La città, sorta sugli aneliti di libertà della Lega
Lombarda, aveva molti nemici: Pavia ne temeva l'espansione, il Marchese
del Monferrato voleva tornare in possesso di quei territori e
l'imperatore era deciso a distruggerla per eliminare uno dei simboli
della rivolta della Lega contro l'impero. I fatti decisivi si svolsero
durante il periodo di Pasqua: il Barbarossa temendo di essere chiuso tra
l'esercito degli assediati e l'esercito della Lega, che stava arrivando
in soccorso della città, tentò di ottenere il successo per mezzo di un
tradimento. Stipulò una tregua con gli Alessandrini valevole per i tre
giorni santi della Pasqua, ma usò questo tempo per far scavare un
tunnel che sbucava dentro la città. Nella notte del venerdì santo
tentò la sortita, ma le sentinelle riuscirono ad avvertire in tempo la
popolazione: fu sventato l'attacco proditorio e, anzi, gli Alessandrini
spalancarono la città e attaccarono l'esercito nemico, che si disperse
per le campagne, ponendo così fine alle mire dell'imperatore.
Questa la storia vera, che va d'accordo con la
tradizione sino al punto in cui la città, soffrendo per mancanza di
viveri, era decisa a cercare una salvezza solo col proprio valore. Ed
ecco che, mentre gli Alessandrini si apprestavano all'ultimo sacrificio,
arriva a portare il suo aiuto un uomo del popolo, vecchio d'anni e di
senno, di nome Gagliaudo, che ideò uno stratagemma per confondere il
nemico.
Una mattina uscì dalla città assediata e si diresse
verso il campo nemico, facendo finta di condurre al pascolo l'unica
mucca rimastagli, ben foraggiata di tutte le granaglie che era riuscito
a trovare in città. I nemici, non appena lo scoprirono, lo catturarono
e uccisero la bestia, ma alla vista di quanto era nutrita ne furono
tanto meravigliati, che riferirono la cosa all'imperatore. Questi
interrogò Gagliaudo, che fu ben felice di raccontare come la città
fosse fornita di viveri sufficienti per resistere ancora parecchi mesi.

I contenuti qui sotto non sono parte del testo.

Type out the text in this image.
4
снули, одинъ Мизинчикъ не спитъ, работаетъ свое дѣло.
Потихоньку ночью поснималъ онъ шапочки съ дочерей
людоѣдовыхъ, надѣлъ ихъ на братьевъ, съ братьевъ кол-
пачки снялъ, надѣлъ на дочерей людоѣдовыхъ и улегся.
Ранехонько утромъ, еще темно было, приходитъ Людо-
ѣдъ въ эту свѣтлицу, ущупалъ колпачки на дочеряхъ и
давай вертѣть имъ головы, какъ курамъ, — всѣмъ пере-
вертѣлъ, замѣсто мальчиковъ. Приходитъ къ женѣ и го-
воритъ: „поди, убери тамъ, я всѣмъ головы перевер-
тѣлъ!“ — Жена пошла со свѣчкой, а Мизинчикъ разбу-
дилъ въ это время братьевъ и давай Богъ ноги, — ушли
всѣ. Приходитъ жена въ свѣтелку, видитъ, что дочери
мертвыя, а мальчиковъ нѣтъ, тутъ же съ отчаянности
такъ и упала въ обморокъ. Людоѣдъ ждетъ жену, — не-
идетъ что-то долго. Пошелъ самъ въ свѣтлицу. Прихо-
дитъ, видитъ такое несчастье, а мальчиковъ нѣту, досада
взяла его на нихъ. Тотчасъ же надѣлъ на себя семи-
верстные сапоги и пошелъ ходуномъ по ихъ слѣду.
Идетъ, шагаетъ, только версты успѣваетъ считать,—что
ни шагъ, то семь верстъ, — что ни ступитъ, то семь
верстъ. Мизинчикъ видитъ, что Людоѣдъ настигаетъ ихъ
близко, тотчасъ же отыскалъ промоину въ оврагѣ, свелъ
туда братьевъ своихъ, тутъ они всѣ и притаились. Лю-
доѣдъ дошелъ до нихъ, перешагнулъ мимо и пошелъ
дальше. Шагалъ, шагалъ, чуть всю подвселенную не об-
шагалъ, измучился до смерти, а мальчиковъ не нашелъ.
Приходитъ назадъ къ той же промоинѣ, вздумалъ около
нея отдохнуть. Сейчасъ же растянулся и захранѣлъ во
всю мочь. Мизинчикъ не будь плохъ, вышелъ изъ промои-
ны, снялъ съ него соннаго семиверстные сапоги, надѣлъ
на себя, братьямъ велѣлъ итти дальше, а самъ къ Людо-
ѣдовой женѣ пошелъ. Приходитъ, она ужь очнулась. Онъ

Federico, che in questa storiella "di parte" appare abbastanza
sciocco, disperando di conquistare Alessandria si ritirò. Così la
città fu salva, senza lottare, grazie all'astuzia di Gagliaudo.
Ad Alessandria, sulla facciata del duomo, all'angolo
con la via che costeggia l'edificio, vi è un'antica cariatide
medioevale, che la tradizione identifica con Gagliaudo. All'inizio del
Novecento si sparse la voce, probabilmente uno scherzo ben architettato,
che la statua era stata vista muoversi e addirittura urlare nelle notti
di luna piena.
Versione tratta da: Giovanni
Japichino,
Il libro della Croce, studi ed analisi, 1888.
Ulteriori integrazioni da: Renzo Rossotti, Piemonte magico e
misterioso, Newton Compton Editori.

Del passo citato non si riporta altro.